Juff:r van Beenen is op Batavia gekoomen den 6 Feb:en al gesond maar een baars jonge is onder weege overleeden en Kaarel heeft de jigt in de been gekreegen. Sijn beijde been is heel dik opgeswollen maar broer lieft gelieft mij een halffaam wijn te stieren voor mijn reekenen want de wijn hier is niet te krijgen en voor naamelijkt Constansie wijn dat hier 8 rigdaalder gel bij Jan Klijn de halffam. Dat kan ik op Batavi een carbas voor tien r: verkopen. Nog niet kane krijgen voor dat gel: broer lief een akoort te maaken met een partij jonge gasten om wat geld bij een te maake met een stik of 4 om de man een paar r: die geen die van genegen is om van dat goed te hebben daar Corstoffel Stensz een rock van heeft dat is hier te krijge of sien dat broer met Jan Klijne een aakoort kaan maaken om een halffaam wijn voor mijn reekene. Ik sal hem sende wat hem geliefft te pretendere stof of sies of gestrekt goed daar hij dan gelieff van gedien te sijn dat hij gelieft maar te schrijven hier meede breek ik af en wensen UE: lieden hondert diijsint goede nagt riest van mij en van Mari Langh en Bergl van de Caap aan alle onse familie grood en klijn en ook hondert diijsind goede nagt riest aan sister

den 24 Feb: anno 1729.8 
Letter On 29 September 1729 Johannes Morgh van de Caap wrote a letter to Arnoldus Coevoet as follows: Batavia 1729, den 29 Sep:r

Mijn waarde broer Arnoldes Coefoet

Ik laat UE by dese weeten de staat van mijn gesondheijd die tot nog toe seer wel is. Ik verhoopende ’t selven van UE lieden te moogen hooren.Waart het aanders het sal mijn van herten leed zijn en tot mijn ziel berouwen. Ik doen UE bij dese weeten als dat ik UE brieffe wel ontfange heeft. Beneven de toe gesonde goedere een mant met saad uijt hande van Capitijn Flesser bestaan in 39 sackis en een halfaam met gedroogt vrigten uijt handen van Capietijn Commers en uijt handen van Toelij een fatie met appele in water beleijd en het sakkie met raasijne aan Siesie Arora van Batavia en dat sackie met rasijne en de brieft van meester Jan die is nog bij mijn. Ik heb na de Snis Owralle gesogt. Ik kaan hem niet krijge. De een segt dat hij dood is en de andere segt dat hij na Siena is gefaren. Een pottie met gesnipper cupeer komfeijte waar van ik UE ten hoogsten dank baar blijfen voor al gesonde goeder en Siesie Arora van Batavia. Laate UE ook bedanken voor de toegesonde goedere. UE bekomme een stuckt gesteekt tweed gekeeper bocke, een voor de Johanna een voor Stijntie en drie sleok UE lenne een daar van voor broer Andries Morgh ik en kaan UE ludi nu niet meer sturre want dat is wat slegt op Batavia UE sal ontfangen uijt hande van den opperstuerman Jan Kraenenborgh die met ons is uijt gekommen op het schip de Elusabedt voor onder sturmaan dat packie is gemerkt A:C: ik afbreeken en bevele UE in de hande des alder hoogsten God

J:s Morgh, van de Caap de Goede Hoop

d’ groeten UE van al de goede vriende van mijn Jan Morg en van suster Arora van Batavia en van Maria Langen Bergh van de Caap.

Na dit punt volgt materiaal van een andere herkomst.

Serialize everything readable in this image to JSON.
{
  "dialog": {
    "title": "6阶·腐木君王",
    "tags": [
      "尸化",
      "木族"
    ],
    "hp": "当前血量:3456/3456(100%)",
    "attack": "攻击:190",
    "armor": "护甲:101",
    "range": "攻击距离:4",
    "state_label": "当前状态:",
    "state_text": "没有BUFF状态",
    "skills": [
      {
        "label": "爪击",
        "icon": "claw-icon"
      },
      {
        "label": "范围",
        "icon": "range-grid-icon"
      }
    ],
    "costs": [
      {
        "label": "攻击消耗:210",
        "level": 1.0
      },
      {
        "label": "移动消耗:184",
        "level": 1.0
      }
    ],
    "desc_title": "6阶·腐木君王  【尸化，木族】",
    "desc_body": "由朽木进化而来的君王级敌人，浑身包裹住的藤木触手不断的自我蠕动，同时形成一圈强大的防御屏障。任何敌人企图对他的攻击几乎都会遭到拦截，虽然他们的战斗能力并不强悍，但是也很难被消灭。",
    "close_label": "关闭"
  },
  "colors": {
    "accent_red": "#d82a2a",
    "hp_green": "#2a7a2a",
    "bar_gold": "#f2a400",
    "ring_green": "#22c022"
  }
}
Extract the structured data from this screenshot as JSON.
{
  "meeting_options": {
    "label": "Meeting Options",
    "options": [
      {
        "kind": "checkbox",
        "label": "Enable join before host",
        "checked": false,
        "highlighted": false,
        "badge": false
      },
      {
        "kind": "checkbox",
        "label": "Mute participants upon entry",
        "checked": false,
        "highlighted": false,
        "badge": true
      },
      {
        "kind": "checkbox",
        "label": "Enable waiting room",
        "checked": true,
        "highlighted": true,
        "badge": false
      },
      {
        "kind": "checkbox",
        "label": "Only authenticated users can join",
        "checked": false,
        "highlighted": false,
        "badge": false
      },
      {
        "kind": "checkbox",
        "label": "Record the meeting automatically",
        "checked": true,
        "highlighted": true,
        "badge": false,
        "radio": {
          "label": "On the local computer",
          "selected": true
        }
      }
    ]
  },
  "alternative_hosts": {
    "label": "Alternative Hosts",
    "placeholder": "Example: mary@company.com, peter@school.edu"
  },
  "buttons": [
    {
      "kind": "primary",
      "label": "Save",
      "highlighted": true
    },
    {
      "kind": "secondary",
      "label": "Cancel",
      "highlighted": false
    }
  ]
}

Hier onse Coetie van Bele huer naa Batavia.9 
Letter Between 2 September 1731 and 21 December 1735 Johannes Morgh van de Caap wrote a letter to Arnoldus Coevoet as follows: Mijn waarde seer bemende en geluefde broer en siester

Mijn seer geliefde broer nademaalen ik UE laaten toeweeten dat door Goedes genade en baarmhartigheijd nog gesond sij. Hoopende God sal sijn seege en baarmhertigheijd altijd over mij seun laaten en ik sal mijne God seer looven en danken ek hoopende dat mijn hartilijke seer geliefde broer ook nog wel gesond sijn en leeven.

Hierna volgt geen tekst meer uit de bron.